Setelah mendapatkan nomor induk pegawai (NIP), mereka akan mendapatkan hak keuangan dan tunjangan sama dengan aparatur sipil negara (ASN) dari jalur PNS. Namun berbeda dengan PNS, PPPK tidak menerima tunjangan pensiun.
”Kendati demikian, skema PPPK ini merupakan jalan terbaik agar para honorer yang telah mengabdi puluhan tahun mendapatkan perhatian dari negara,” kata Ketua Komisi X Syaiful Huda.
Saat ini, kata Huda, ada 438.530 tenaga honorer yang digaji dengan standar berbeda-beda. Sebanyak 157.210 tenaga honorer atau 35,84 persen di antaranya guru honorer. Dengan kondisi seadanya, mereka harus mengabdi kepada negara dengan mendidik para siswa di seluruh pelosok Indonesia.
”Banyak di antara guru honorer ini tidak bisa lagi memenuhi persyaratan untuk menjadi ASN dari jalur PNS. Salah satunya karena banyak dari usia mereka yang sudah melewati syarat maksimal, maka PPPK bisa merupakan alternatif terbaik untuk memperbaiki nasib guru honorer,” katanya.
Politikus PKB ini mendesak agar pemerintah segera menyiapkan skema rekrutmen PPPK tahap kedua. ”Kami berharap seleksi PPPK ini akan secara bertahap mengurangi jumlah ratusan ribu tenaga honorer yang telah lama mengabdi tetapi mendapatkan gaji sekadarnya dari instansi tempat mereka mengabdi,” katanya.

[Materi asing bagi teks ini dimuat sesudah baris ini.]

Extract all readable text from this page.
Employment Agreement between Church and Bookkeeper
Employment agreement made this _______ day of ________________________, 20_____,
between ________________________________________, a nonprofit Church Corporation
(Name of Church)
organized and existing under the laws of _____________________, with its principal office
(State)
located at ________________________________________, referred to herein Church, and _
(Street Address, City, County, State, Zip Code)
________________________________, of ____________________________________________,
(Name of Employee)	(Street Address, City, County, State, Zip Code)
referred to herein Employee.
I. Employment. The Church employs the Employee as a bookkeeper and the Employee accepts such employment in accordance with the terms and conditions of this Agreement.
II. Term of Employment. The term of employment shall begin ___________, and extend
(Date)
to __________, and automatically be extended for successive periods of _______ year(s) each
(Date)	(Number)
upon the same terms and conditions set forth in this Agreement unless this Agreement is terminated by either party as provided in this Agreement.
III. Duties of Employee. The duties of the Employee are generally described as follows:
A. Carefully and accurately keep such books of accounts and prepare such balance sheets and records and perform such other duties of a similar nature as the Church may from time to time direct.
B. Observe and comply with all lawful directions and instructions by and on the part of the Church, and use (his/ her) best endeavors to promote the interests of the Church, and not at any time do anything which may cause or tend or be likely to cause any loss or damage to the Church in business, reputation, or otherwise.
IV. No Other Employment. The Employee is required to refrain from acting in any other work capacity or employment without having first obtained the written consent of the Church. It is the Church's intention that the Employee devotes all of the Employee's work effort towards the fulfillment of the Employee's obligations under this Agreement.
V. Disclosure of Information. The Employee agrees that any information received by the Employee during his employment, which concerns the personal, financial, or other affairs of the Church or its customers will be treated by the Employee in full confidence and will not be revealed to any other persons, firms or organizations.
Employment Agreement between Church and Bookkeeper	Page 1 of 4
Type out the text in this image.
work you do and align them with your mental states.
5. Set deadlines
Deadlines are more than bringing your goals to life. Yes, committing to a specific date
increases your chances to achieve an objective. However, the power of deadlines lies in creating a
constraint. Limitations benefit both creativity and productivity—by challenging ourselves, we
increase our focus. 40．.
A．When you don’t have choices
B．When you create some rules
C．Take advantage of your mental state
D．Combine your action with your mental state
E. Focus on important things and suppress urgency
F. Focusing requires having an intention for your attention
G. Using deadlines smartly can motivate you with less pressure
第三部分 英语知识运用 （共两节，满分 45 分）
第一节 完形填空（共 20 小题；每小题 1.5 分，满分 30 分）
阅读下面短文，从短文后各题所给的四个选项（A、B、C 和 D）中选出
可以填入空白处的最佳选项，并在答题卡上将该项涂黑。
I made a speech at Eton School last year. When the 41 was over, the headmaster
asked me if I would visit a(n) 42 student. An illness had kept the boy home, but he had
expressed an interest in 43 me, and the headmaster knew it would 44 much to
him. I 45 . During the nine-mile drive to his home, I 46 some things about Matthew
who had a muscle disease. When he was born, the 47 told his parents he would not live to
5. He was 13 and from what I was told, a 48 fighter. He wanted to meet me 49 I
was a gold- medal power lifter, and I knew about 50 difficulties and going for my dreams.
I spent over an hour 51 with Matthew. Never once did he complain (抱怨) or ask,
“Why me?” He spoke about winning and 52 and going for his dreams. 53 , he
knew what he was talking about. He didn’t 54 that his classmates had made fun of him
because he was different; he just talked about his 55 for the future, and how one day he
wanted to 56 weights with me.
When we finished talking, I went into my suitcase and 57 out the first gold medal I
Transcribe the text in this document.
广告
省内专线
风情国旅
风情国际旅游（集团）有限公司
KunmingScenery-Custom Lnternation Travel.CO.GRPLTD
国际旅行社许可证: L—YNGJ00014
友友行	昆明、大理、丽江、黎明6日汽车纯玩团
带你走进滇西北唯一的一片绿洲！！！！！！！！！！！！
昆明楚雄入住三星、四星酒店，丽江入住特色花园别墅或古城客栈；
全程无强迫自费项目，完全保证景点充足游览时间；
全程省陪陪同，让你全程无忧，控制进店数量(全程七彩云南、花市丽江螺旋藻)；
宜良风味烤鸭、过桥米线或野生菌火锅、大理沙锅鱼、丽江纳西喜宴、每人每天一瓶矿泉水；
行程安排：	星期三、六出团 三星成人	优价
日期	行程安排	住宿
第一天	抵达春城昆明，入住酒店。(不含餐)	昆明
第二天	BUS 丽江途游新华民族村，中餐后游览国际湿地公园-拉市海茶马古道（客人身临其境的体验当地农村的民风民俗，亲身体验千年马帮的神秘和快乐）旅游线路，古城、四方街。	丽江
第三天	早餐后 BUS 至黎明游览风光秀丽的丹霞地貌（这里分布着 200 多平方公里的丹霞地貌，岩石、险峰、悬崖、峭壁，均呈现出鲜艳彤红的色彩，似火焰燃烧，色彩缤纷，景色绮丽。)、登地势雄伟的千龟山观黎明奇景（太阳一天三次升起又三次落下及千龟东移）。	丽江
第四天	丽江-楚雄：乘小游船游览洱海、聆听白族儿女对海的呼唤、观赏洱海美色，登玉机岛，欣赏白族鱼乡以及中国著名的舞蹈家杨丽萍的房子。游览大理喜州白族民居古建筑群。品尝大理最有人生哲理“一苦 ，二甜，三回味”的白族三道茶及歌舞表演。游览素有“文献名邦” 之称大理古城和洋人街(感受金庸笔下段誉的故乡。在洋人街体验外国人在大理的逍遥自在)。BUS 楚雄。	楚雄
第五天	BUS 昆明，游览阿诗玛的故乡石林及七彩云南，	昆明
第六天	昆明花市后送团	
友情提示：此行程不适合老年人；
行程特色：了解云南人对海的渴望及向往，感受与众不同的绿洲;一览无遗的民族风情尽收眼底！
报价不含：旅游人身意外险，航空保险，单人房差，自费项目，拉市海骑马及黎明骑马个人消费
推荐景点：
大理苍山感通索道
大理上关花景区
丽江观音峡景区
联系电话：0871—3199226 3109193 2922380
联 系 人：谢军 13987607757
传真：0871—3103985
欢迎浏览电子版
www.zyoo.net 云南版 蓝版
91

Mengutip pernyataan Menteri Pendayagunaan Aparatur Negara dan Reformasi Birokrasi Tjahjo Kumolo, beberapa waktu lalu, saat ini ada kebutuhan sekitar 700.000 tenaga guru. Untuk memenuhi kebutuhan tersebut, pemerintah akan melakukan seleksi melalui skema PPPK.
”Pernyataan ini juga memastikan bahwa tidak ada rencana memenuhi kebutuhan tenaga pendidik di pedesaan dari tenaga administrasi yang dialihfungsikan menjadi guru,” kata Huda.